The test of independent contractorship was applied in the case of Polyfoam-RGC International
Corporation v. Concepcion, G.R. No. 172349, June 13, 2012. Thus, the High Court ruled:
The test of independent contractorship is “whether one claiming to be an independent
contractor has contracted to do the work according to his own methods and without being
subject to the control of the employer, except only as to the results of the work.” (San Miguel
Corporation v. Aballa, G.R. No. 149011, June 28, 2005, 461 SCRA 392, 421) In San Miguel
Corporation v. Semillano, G.R. No. 164257, July 5, 2010, 623 SCRA 114 the Court laid down the
criteria in determining the existence of an independent and permissible contractor
relationship, to wit:
“x x x [W]hether or not the contractor is carrying on an independent business; the nature and
extent of the work; the skill required; the term and duration of the relationship; the right to
assign the performance of a specified piece of work; the control and supervision of the work
to another; the employer’s power with respect to the hiring, firing and payment of the
contractor’s workers; the control of the premises; the duty to supply the premises, tools,
appliances, materials, and labor; and the mode, manner and terms of payment.” (San Miguel
Corporation v. Semillano, supra, at p. 124; Sasan, Sr. v. National Labor Relations Commission
4th Division, supra at p. 691)
Applying the above-test, the nurses are employees of Dr. Crisostomo. The facts had clearly
stated that Dr. Crisostomo was the one paying the salaries of the nurses and even reported
them for SSS coverage. The element of payment of wages is present.

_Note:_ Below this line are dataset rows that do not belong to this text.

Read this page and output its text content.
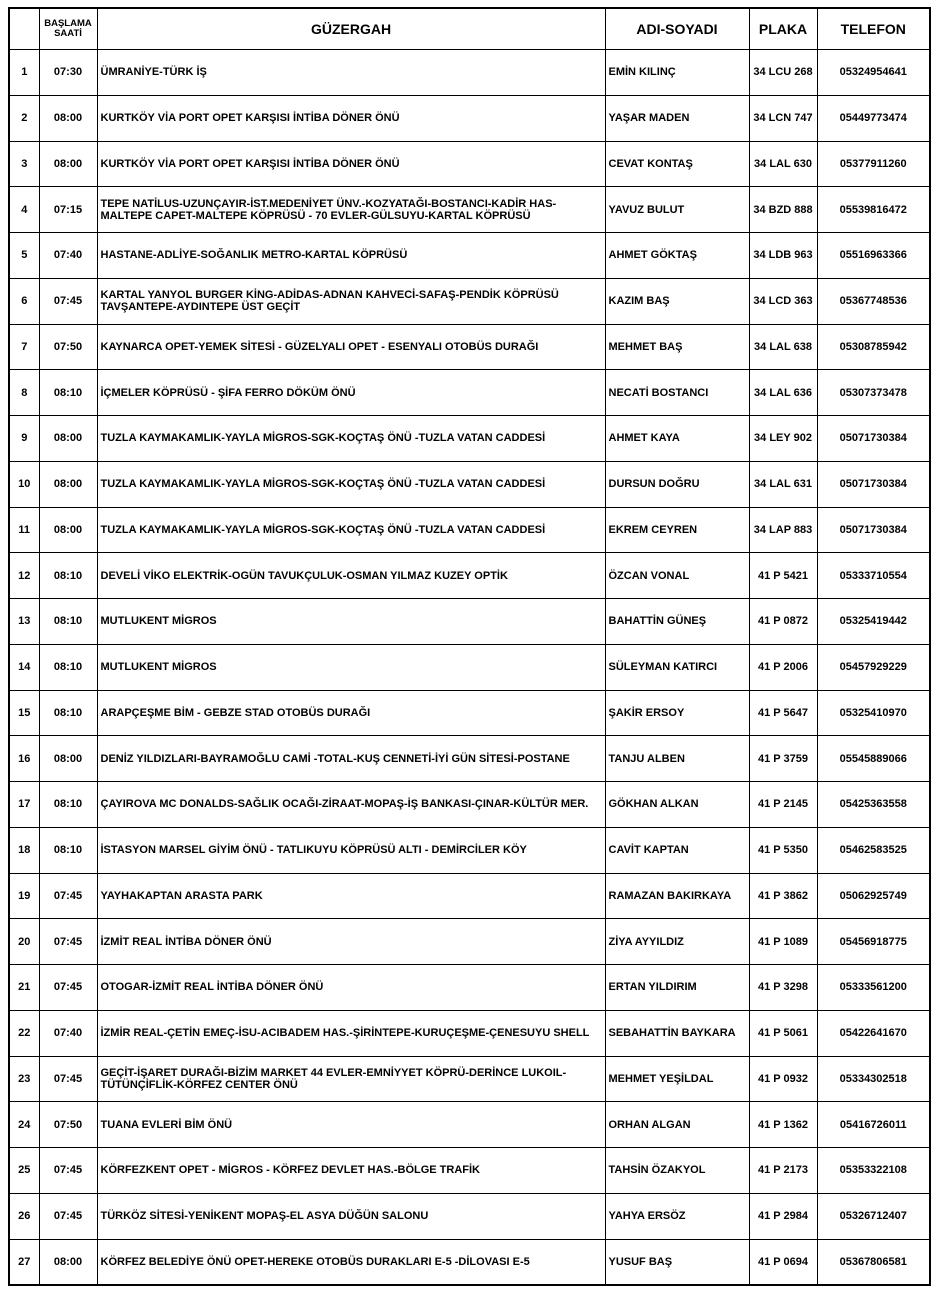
	BAŞLAMA
SAATİ	GÜZERGAH	ADI-SOYADI	PLAKA	TELEFON
1	07:30	ÜMRANİYE-TÜRK İŞ	EMİN KILINÇ	34 LCU 268	05324954641
2	08:00	KURTKÖY VİA PORT OPET KARŞISI İNTİBA DÖNER ÖNÜ	YAŞAR MADEN	34 LCN 747	05449773474
3	08:00	KURTKÖY VİA PORT OPET KARŞISI İNTİBA DÖNER ÖNÜ	CEVAT KONTAŞ	34 LAL 630	05377911260
4	07:15	TEPE NATİLUS-UZUNÇAYIR-İST.MEDENİYET ÜNV.-KOZYATAĞI-BOSTANCI-KADİR HAS-MALTEPE CAPET-MALTEPE KÖPRÜSÜ - 70 EVLER-GÜLSUYU-KARTAL KÖPRÜSÜ	YAVUZ BULUT	34 BZD 888	05539816472
5	07:40	HASTANE-ADLİYE-SOĞANLIK METRO-KARTAL KÖPRÜSÜ	AHMET GÖKTAŞ	34 LDB 963	05516963366
6	07:45	KARTAL YANYOL BURGER KİNG-ADİDAS-ADNAN KAHVECİ-SAFAŞ-PENDİK KÖPRÜSÜ TAVŞANTEPE-AYDINTEPE ÜST GEÇİT	KAZIM BAŞ	34 LCD 363	05367748536
7	07:50	KAYNARCA OPET-YEMEK SİTESİ - GÜZELYALI OPET - ESENYALI OTOBÜS DURAĞI	MEHMET BAŞ	34 LAL 638	05308785942
8	08:10	İÇMELER KÖPRÜSÜ - ŞİFA FERRO DÖKÜM ÖNÜ	NECATİ BOSTANCI	34 LAL 636	05307373478
9	08:00	TUZLA KAYMAKAMLIK-YAYLA MİGROS-SGK-KOÇTAŞ ÖNÜ -TUZLA VATAN CADDESİ	AHMET KAYA	34 LEY 902	05071730384
10	08:00	TUZLA KAYMAKAMLIK-YAYLA MİGROS-SGK-KOÇTAŞ ÖNÜ -TUZLA VATAN CADDESİ	DURSUN DOĞRU	34 LAL 631	05071730384
11	08:00	TUZLA KAYMAKAMLIK-YAYLA MİGROS-SGK-KOÇTAŞ ÖNÜ -TUZLA VATAN CADDESİ	EKREM CEYREN	34 LAP 883	05071730384
12	08:10	DEVELİ VİKO ELEKTRİK-OGÜN TAVUKÇULUK-OSMAN YILMAZ KUZEY OPTİK	ÖZCAN VONAL	41 P 5421	05333710554
13	08:10	MUTLUKENT MİGROS	BAHATTİN GÜNEŞ	41 P 0872	05325419442
14	08:10	MUTLUKENT MİGROS	SÜLEYMAN KATIRCI	41 P 2006	05457929229
15	08:10	ARAPÇEŞME BİM - GEBZE STAD OTOBÜS DURAĞI	ŞAKİR ERSOY	41 P 5647	05325410970
16	08:00	DENİZ YILDIZLARI-BAYRAMOĞLU CAMİ -TOTAL-KUŞ CENNETİ-İYİ GÜN SİTESİ-POSTANE	TANJU ALBEN	41 P 3759	05545889066
17	08:10	ÇAYIROVA MC DONALDS-SAĞLIK OCAĞI-ZİRAAT-MOPAŞ-İŞ BANKASI-ÇINAR-KÜLTÜR MER.	GÖKHAN ALKAN	41 P 2145	05425363558
18	08:10	İSTASYON MARSEL GİYİM ÖNÜ - TATLIKUYU KÖPRÜSÜ ALTI - DEMİRCİLER KÖY	CAVİT KAPTAN	41 P 5350	05462583525
19	07:45	YAYHAKAPTAN ARASTA PARK	RAMAZAN BAKIRKAYA	41 P 3862	05062925749
20	07:45	İZMİT REAL İNTİBA DÖNER ÖNÜ	ZİYA AYYILDIZ	41 P 1089	05456918775
21	07:45	OTOGAR-İZMİT REAL İNTİBA DÖNER ÖNÜ	ERTAN YILDIRIM	41 P 3298	05333561200
22	07:40	İZMİR REAL-ÇETİN EMEÇ-İSU-ACIBADEM HAS.-ŞİRİNTEPE-KURUÇEŞME-ÇENESUYU SHELL	SEBAHATTİN BAYKARA	41 P 5061	05422641670
23	07:45	GEÇİT-İŞARET DURAĞI-BİZİM MARKET 44 EVLER-EMNİYYET KÖPRÜ-DERİNCE LUKOIL-TÜTÜNÇİFLİK-KÖRFEZ CENTER ÖNÜ	MEHMET YEŞİLDAL	41 P 0932	05334302518
24	07:50	TUANA EVLERİ BİM ÖNÜ	ORHAN ALGAN	41 P 1362	05416726011
25	07:45	KÖRFEZKENT OPET - MİGROS - KÖRFEZ DEVLET HAS.-BÖLGE TRAFİK	TAHSİN ÖZAKYOL	41 P 2173	05353322108
26	07:45	TÜRKÖZ SİTESİ-YENİKENT MOPAŞ-EL ASYA DÜĞÜN SALONU	YAHYA ERSÖZ	41 P 2984	05326712407
27	08:00	KÖRFEZ BELEDİYE ÖNÜ OPET-HEREKE OTOBÜS DURAKLARI E-5 -DİLOVASI E-5	YUSUF BAŞ	41 P 0694	05367806581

NOTE: The foregoing answer can be found in page 497 of the book entitled Principles and
Cases Labor Standards and Social Legislation, First Edition 2015, by Atty. Voltaire T. Duano. The
topic on the distinction between salary and wage has been the subject matter of bar questions
during the 1994 Bar Examination. The problem can also be resolved by characterizing the
relationship of Dr. Crisostomo and AB Hoteland Resort as to whether it is a legitimate
contracting or labor-only contracting. The topic on contracting/subcontracting has been time
and again the subject matter of bar questions, more specifically during the 2016, 2014, 2013,
2012, 2011, 2009, 2004, 2002, 2001, 2000, 1997 and 1994 Bar Examinations.